Abstract

Medical images provide a visual representation of the internal structure of the human body. Injecting a contrast agent can increase the contrast of diseased tissues and assist in the accurate identification and assessment of conditions. Considering the adverse reactions and side effects caused by contrast agents, previous methods synthesized post-contrast images with pre-contrast images to bypass the administration process. However, existing methods pay inadequate attention to reasonable mapping of the lesion area and ignore gaps between post-contrast and real images in the frequency domain.
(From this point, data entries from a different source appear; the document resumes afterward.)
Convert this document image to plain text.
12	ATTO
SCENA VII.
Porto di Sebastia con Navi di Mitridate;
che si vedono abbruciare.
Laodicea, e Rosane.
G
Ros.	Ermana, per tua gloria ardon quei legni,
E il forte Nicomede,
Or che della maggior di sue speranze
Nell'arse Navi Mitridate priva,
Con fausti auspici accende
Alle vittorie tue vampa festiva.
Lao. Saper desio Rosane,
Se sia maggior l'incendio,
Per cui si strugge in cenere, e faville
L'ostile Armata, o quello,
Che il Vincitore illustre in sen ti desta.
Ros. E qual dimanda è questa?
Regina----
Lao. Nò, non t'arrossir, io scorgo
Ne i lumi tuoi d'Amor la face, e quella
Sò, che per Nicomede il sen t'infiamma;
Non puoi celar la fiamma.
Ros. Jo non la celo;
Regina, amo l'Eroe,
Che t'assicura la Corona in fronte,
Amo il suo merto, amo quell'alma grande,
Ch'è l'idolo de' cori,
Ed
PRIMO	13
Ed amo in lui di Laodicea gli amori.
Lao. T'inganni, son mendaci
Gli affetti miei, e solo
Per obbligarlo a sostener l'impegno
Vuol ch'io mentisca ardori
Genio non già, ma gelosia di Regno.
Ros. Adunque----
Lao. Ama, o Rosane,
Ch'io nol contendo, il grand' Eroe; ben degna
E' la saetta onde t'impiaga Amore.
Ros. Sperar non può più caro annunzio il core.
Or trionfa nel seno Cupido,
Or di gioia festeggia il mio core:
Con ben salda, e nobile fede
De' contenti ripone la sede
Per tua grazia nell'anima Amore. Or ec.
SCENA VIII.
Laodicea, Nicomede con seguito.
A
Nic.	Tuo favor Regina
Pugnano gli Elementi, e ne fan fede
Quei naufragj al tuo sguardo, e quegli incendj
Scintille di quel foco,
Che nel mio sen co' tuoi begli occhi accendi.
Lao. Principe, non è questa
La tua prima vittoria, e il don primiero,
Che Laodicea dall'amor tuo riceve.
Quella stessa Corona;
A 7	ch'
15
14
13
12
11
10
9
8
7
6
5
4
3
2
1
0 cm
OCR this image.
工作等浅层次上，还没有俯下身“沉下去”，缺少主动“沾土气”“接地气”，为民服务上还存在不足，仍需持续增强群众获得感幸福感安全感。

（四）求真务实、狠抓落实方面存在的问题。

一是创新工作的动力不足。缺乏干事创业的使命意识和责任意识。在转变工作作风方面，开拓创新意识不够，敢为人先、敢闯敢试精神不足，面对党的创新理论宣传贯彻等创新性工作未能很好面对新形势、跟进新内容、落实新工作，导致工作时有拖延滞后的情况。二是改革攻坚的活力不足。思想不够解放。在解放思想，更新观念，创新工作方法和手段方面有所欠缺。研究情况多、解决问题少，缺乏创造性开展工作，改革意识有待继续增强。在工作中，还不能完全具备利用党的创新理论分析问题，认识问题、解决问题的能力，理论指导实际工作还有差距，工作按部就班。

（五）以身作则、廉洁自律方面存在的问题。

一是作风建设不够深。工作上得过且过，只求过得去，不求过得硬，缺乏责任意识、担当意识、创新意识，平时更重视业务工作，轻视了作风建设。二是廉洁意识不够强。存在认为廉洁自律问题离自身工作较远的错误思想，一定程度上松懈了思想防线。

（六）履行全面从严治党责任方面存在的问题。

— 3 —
Thus, in this paper, we propose an interactive frequency generative adversarial network (IFGAN) to solve the above problems and synthesize post-contrast images from pre-contrast images. We first designed an enhanced interaction module that is embedded in the generator to focus on the contrast enhancement region. Within it, target and reconstruction branch features interact to control the local contrast enhancement region feature and maintain the anatomical structure. We propose focal frequency loss to ensure the consistency of post-contrast and real images in the frequency domain. The experimental results demonstrated that IFGAN outperforms other sophisticated approaches in terms of preserving the accurate contrast enhancement of lesion regions and anatomical structures. Specifically, our method produces substantial improvements of 7.9% in structural similarity (SSIM), 36.3% in the peak signal-to-noise ratio (PSNR), and 8.5% in multiscale structural similarity (MSIM) compared with recent state-of-the-art methods.